Zaken met zo'n duidelijk bewijs komen bijna nooit voor de rechter omdat verzekeringsmaatschappijen, geconfronteerd met een bijna onvermijdelijk verlies, kiezen om te regelen. Dat maakt het moeilijker om te bepalen hoeveel van dergelijke incidenten zich voordoen, Feitshans voegt eraan toe. Niettemin, hij gelooft dat dergelijke gevallen toenemen en zullen blijven toenemen, gedreven door het groeiende probleem van glyfosaatresistentie bij basisgewassen. Die weerstand zorgt ervoor dat veel boeren overstappen op chemicaliën die driftgevoeliger zijn dan glyfosaat. In feite, zegt Feitshans, zeer weinig chemicaliën zijn zo veilig als glyfosaat in termen van drift; het moet meestal op de verkeerde boerderij of bij harde wind worden gespoten om een oversprayprobleem te veroorzaken.
"De teler moet zich zorgen maken over de timing, omdat het drift beïnvloedt en ze veel meer kunnen doen voor het verminderen van drift door pesticiden toe te passen of te gebruiken met technologieën die zijn ontworpen om off-target spuiten aanzienlijk te verminderen, " zegt Wayne Bühler, een uitbreidingsprofessor van pesticidenveiligheid en onderwijs aan de staat North Carolina, die boeren traint in het gebruik ervan.

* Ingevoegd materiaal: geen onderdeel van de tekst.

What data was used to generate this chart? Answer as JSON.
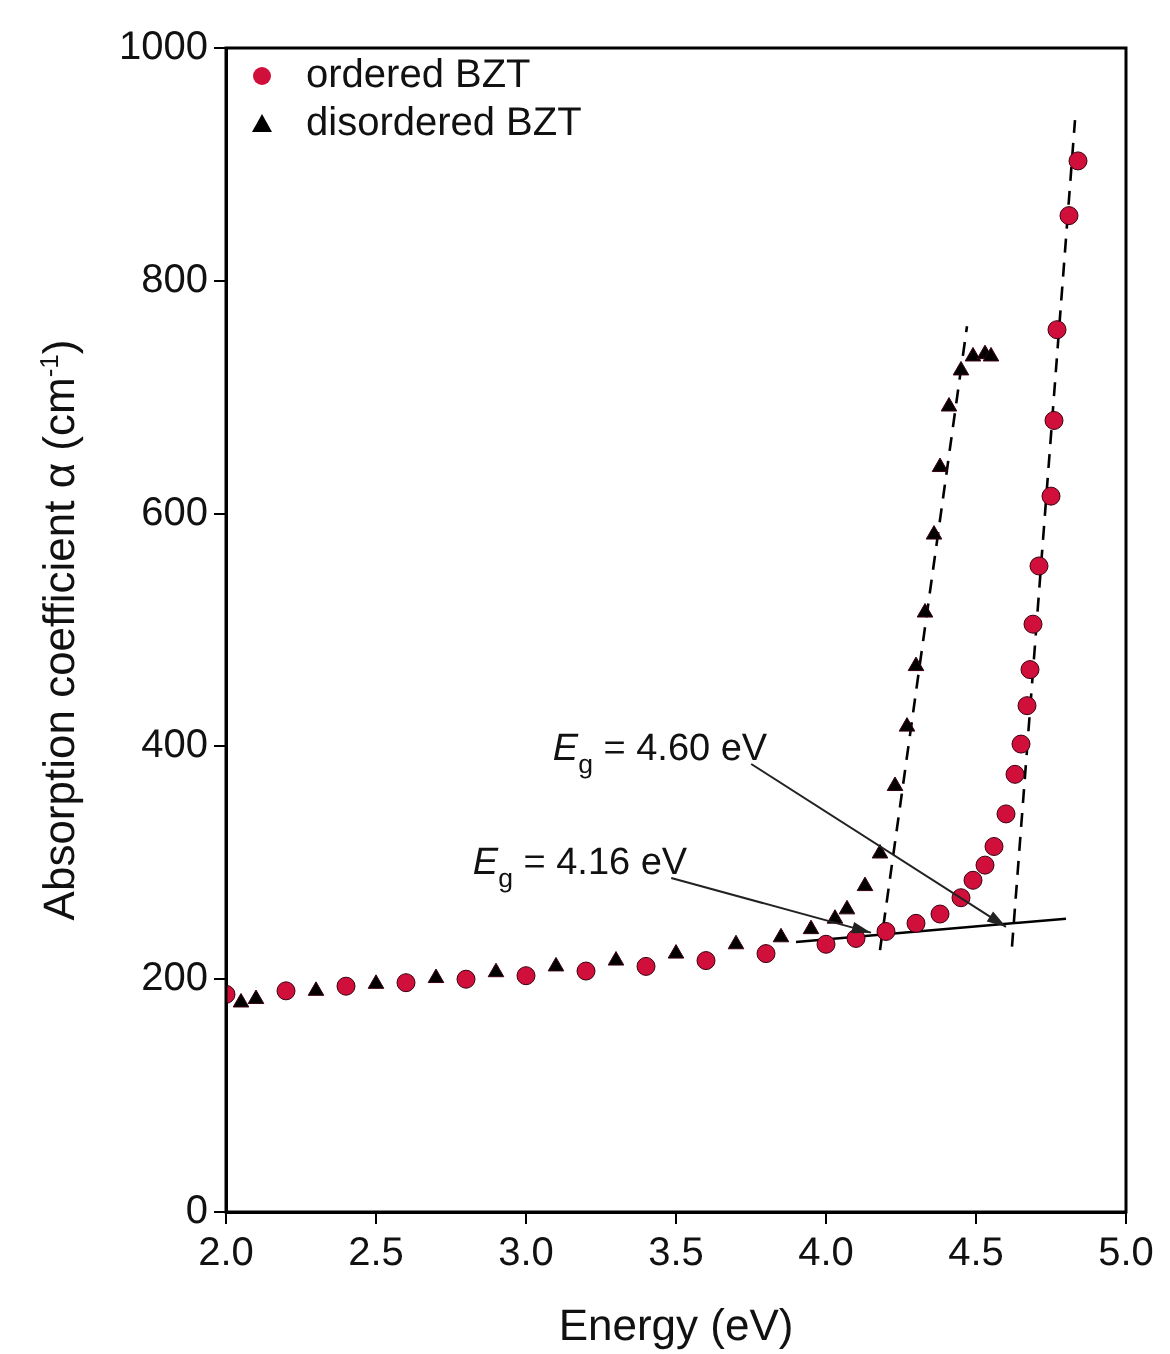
{
  "chart_data": {
    "type": "scatter",
    "xlabel": "Energy (eV)",
    "ylabel": "Absorption coefficient α (cm$^{-1}$)",
    "xlim": [
      2,
      5
    ],
    "xticks": [
      {
        "value": 2,
        "label": "2.0"
      },
      {
        "value": 2.5,
        "label": "2.5"
      },
      {
        "value": 3,
        "label": "3.0"
      },
      {
        "value": 3.5,
        "label": "3.5"
      },
      {
        "value": 4,
        "label": "4.0"
      },
      {
        "value": 4.5,
        "label": "4.5"
      },
      {
        "value": 5,
        "label": "5.0"
      }
    ],
    "ylim": [
      0,
      1000
    ],
    "yticks": [
      0,
      200,
      400,
      600,
      800,
      1000
    ],
    "grid": false,
    "legend": "top left",
    "series": [
      {
        "name": "ordered BZT",
        "type": "scatter",
        "marker": "circle",
        "color": "#d0103a",
        "x": [
          2.0,
          2.2,
          2.4,
          2.6,
          2.8,
          3.0,
          3.2,
          3.4,
          3.6,
          3.8,
          4.0,
          4.1,
          4.2,
          4.3,
          4.38,
          4.45,
          4.49,
          4.53,
          4.56,
          4.6,
          4.63,
          4.65,
          4.67,
          4.68,
          4.69,
          4.71,
          4.75,
          4.76,
          4.77,
          4.81,
          4.84
        ],
        "values": [
          187,
          190,
          194,
          197,
          200,
          203,
          207,
          211,
          216,
          222,
          230,
          235,
          241,
          248,
          256,
          270,
          285,
          298,
          314,
          342,
          376,
          402,
          435,
          466,
          505,
          555,
          615,
          680,
          758,
          856,
          903
        ]
      },
      {
        "name": "disordered BZT",
        "type": "scatter",
        "marker": "triangle",
        "color": "#000000",
        "x": [
          2.05,
          2.1,
          2.3,
          2.5,
          2.7,
          2.9,
          3.1,
          3.3,
          3.5,
          3.7,
          3.85,
          3.95,
          4.03,
          4.07,
          4.13,
          4.18,
          4.23,
          4.27,
          4.3,
          4.33,
          4.36,
          4.38,
          4.41,
          4.45,
          4.49,
          4.53,
          4.55
        ],
        "values": [
          180,
          183,
          190,
          196,
          201,
          206,
          211,
          216,
          222,
          230,
          236,
          243,
          252,
          260,
          280,
          308,
          366,
          417,
          469,
          515,
          582,
          640,
          692,
          723,
          735,
          737,
          735
        ]
      },
      {
        "type": "line",
        "marker": "none",
        "line_style": "solid",
        "color": "#000000",
        "x": [
          3.9,
          4.8
        ],
        "values": [
          232,
          252
        ]
      },
      {
        "type": "line",
        "marker": "none",
        "line_style": "dashed",
        "color": "#000000",
        "x": [
          4.18,
          4.47
        ],
        "values": [
          225,
          761
        ]
      },
      {
        "type": "line",
        "marker": "none",
        "line_style": "dashed",
        "color": "#000000",
        "x": [
          4.62,
          4.83
        ],
        "values": [
          228,
          938
        ]
      }
    ],
    "annotations": [
      {
        "text": "E$_{g}$ = 4.60 eV",
        "x": 4.6,
        "y": 245
      },
      {
        "text": "E$_{g}$ = 4.16 eV",
        "x": 4.15,
        "y": 240
      }
    ]
  }
}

Daartoe, de U.S. Environmental Protection Agency kondigde in oktober zijn Drift Reduction Technology (DRT)-programma aan. Het vrijwillige DRT-programma moedigt fabrikanten aan om hun producten te testen en te labelen met een beoordeling van één tot vier sterren die de mate van driftvermindering aangeeft. Voorstanders van de uitroeiing van pesticiden, echter, zeggen dat het toegenomen gebruik van driftgevoelige pesticiden en gebrek aan aandacht voor bestaande etiketinstructies betekenen dat het vrijwillige programma waarschijnlijk niet veel verschil zal maken.

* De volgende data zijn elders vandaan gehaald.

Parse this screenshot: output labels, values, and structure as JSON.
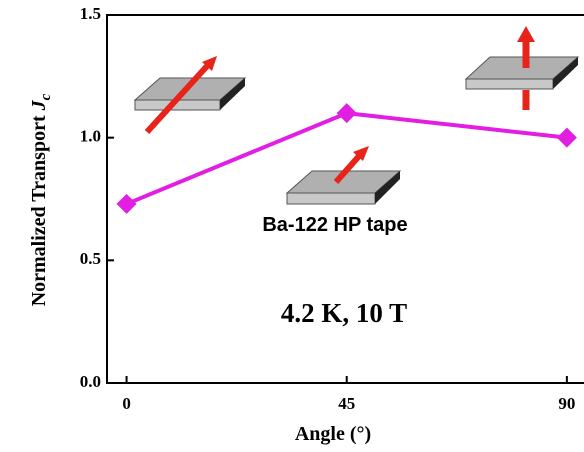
{
  "chart_data": {
    "type": "line",
    "ylabel": "Normalized Transport",
    "ylabel_symbol": "J",
    "ylabel_subscript": "c",
    "xlabel": "Angle (°)",
    "annotations": [
      "Ba-122 HP tape",
      "4.2 K, 10 T"
    ],
    "x": [
      0,
      45,
      90
    ],
    "series": [
      {
        "color": "#e31ee3",
        "values": [
          0.73,
          1.1,
          1.0
        ]
      }
    ],
    "xlim": [
      -4,
      93.5
    ],
    "xticks": [
      0,
      45,
      90
    ],
    "ylim": [
      0,
      1.5
    ],
    "yticks": [
      {
        "value": 0,
        "label": "0.0"
      },
      0.5,
      {
        "value": 1,
        "label": "1.0"
      },
      {
        "value": 1.5,
        "label": "1.5"
      }
    ]
  }
}
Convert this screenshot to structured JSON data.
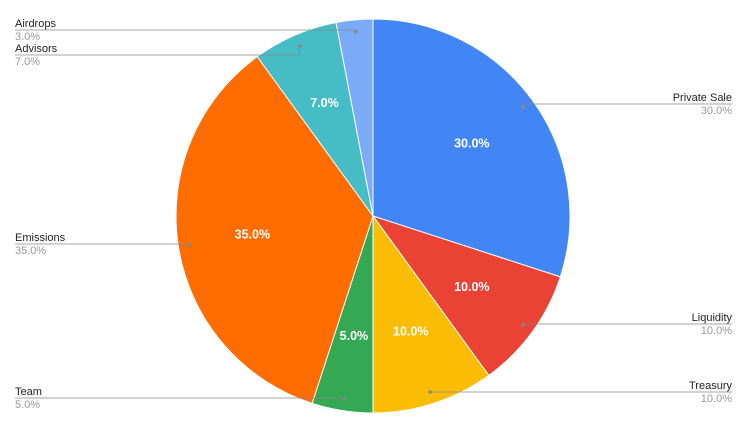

Hoewel Round Up en andere landbouwchemicaliën strenger zijn getest dan veel andere consumentenproducten, Buhler zegt dat het gebruik ervan uiteindelijk een kwestie van gezond verstand is. “We moeten ze gebruiken wanneer dat nodig is. De boer moet gaan onderzoeken of het ongedierte er is om het gebruik van pesticiden te rechtvaardigen, in plaats van alleen de kalender om te draaien en te sproeien omdat het die tijd van het jaar is, " hij zegt.

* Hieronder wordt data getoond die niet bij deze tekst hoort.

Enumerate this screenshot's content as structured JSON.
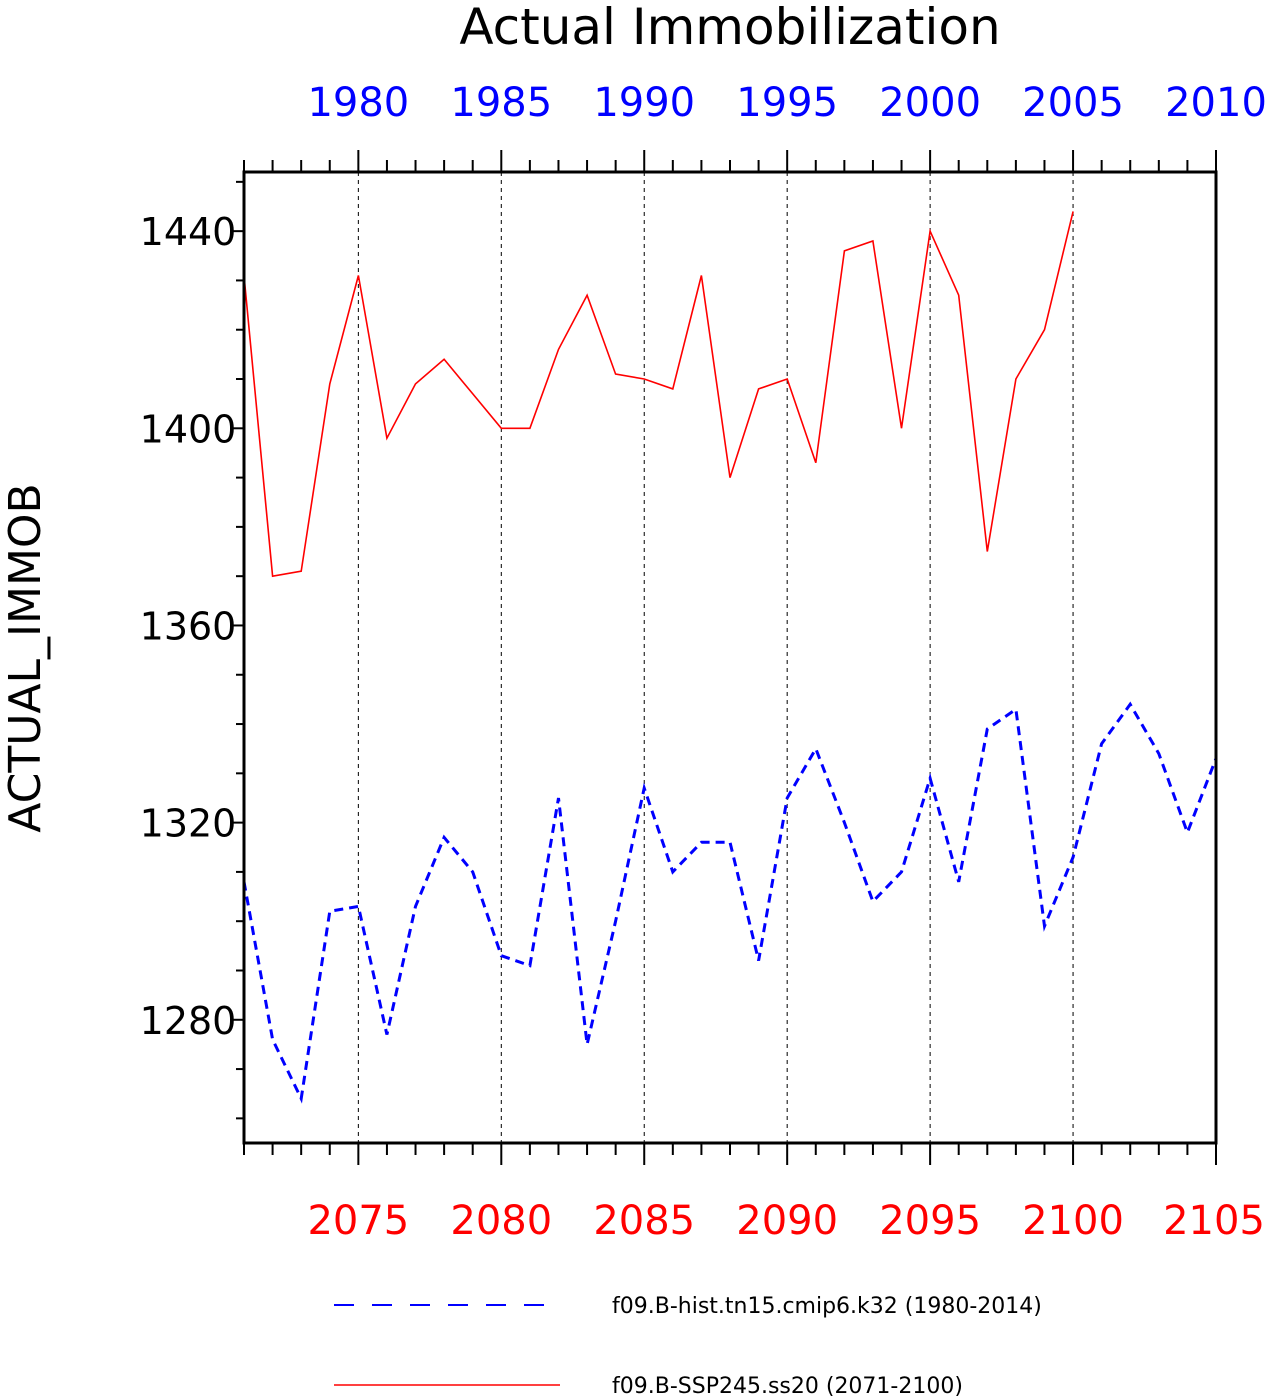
{
  "chart_data": {
    "type": "line",
    "title": "Actual Immobilization",
    "ylabel": "ACTUAL_IMMOB",
    "ylim": [
      1255,
      1452
    ],
    "yticks": [
      1280,
      1320,
      1360,
      1400,
      1440
    ],
    "grid": "vertical dashed at major ticks",
    "top_axis": {
      "color": "#0000ff",
      "range": [
        1976,
        2010
      ],
      "ticks": [
        1980,
        1985,
        1990,
        1995,
        2000,
        2005,
        2010
      ]
    },
    "bottom_axis": {
      "color": "#ff0000",
      "range": [
        2071,
        2105
      ],
      "ticks": [
        2075,
        2080,
        2085,
        2090,
        2095,
        2100,
        2105
      ]
    },
    "series": [
      {
        "name": "f09.B-hist.tn15.cmip6.k32 (1980-2014)",
        "color": "#0000ff",
        "style": "dashed",
        "x": [
          1976,
          1977,
          1978,
          1979,
          1980,
          1981,
          1982,
          1983,
          1984,
          1985,
          1986,
          1987,
          1988,
          1989,
          1990,
          1991,
          1992,
          1993,
          1994,
          1995,
          1996,
          1997,
          1998,
          1999,
          2000,
          2001,
          2002,
          2003,
          2004,
          2005,
          2006,
          2007,
          2008,
          2009,
          2010
        ],
        "values": [
          1308,
          1276,
          1264,
          1302,
          1303,
          1277,
          1303,
          1317,
          1310,
          1293,
          1291,
          1325,
          1275,
          1300,
          1327,
          1310,
          1316,
          1316,
          1292,
          1325,
          1335,
          1320,
          1304,
          1310,
          1329,
          1308,
          1339,
          1343,
          1299,
          1313,
          1336,
          1344,
          1334,
          1318,
          1333
        ]
      },
      {
        "name": "f09.B-SSP245.ss20 (2071-2100)",
        "color": "#ff0000",
        "style": "solid",
        "x": [
          2071,
          2072,
          2073,
          2074,
          2075,
          2076,
          2077,
          2078,
          2079,
          2080,
          2081,
          2082,
          2083,
          2084,
          2085,
          2086,
          2087,
          2088,
          2089,
          2090,
          2091,
          2092,
          2093,
          2094,
          2095,
          2096,
          2097,
          2098,
          2099,
          2100
        ],
        "values": [
          1431,
          1370,
          1371,
          1409,
          1431,
          1398,
          1409,
          1414,
          1407,
          1400,
          1400,
          1416,
          1427,
          1411,
          1410,
          1408,
          1431,
          1390,
          1408,
          1410,
          1393,
          1436,
          1438,
          1400,
          1440,
          1427,
          1375,
          1410,
          1420,
          1444
        ]
      }
    ]
  }
}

Het winnen van een zaak van GGO "pollen drift" staat voor de bijna onmogelijke taak om de oorspronkelijke boerderij te identificeren (om nog maar te zwijgen van het aanzienlijke risico op de woede van Monsanto's octrooigemachtigden). Maar biologische boeren kunnen wettelijke bescherming krijgen tegen het opdrijven van pesticiden als ze overspray zorgvuldig documenteren en dergelijke gevallen kunnen bijdragen aan de diversificatie van een landbouwgebied. Bij Laten we boeren, bijvoorbeeld, Hoovey's buurman plantte een buffer van 100 tot 200 voet tussen hen van alfalfa, die zelden wordt gespoten. Het laat maar zien dat in de landbouw, goede buffers maken goede buren.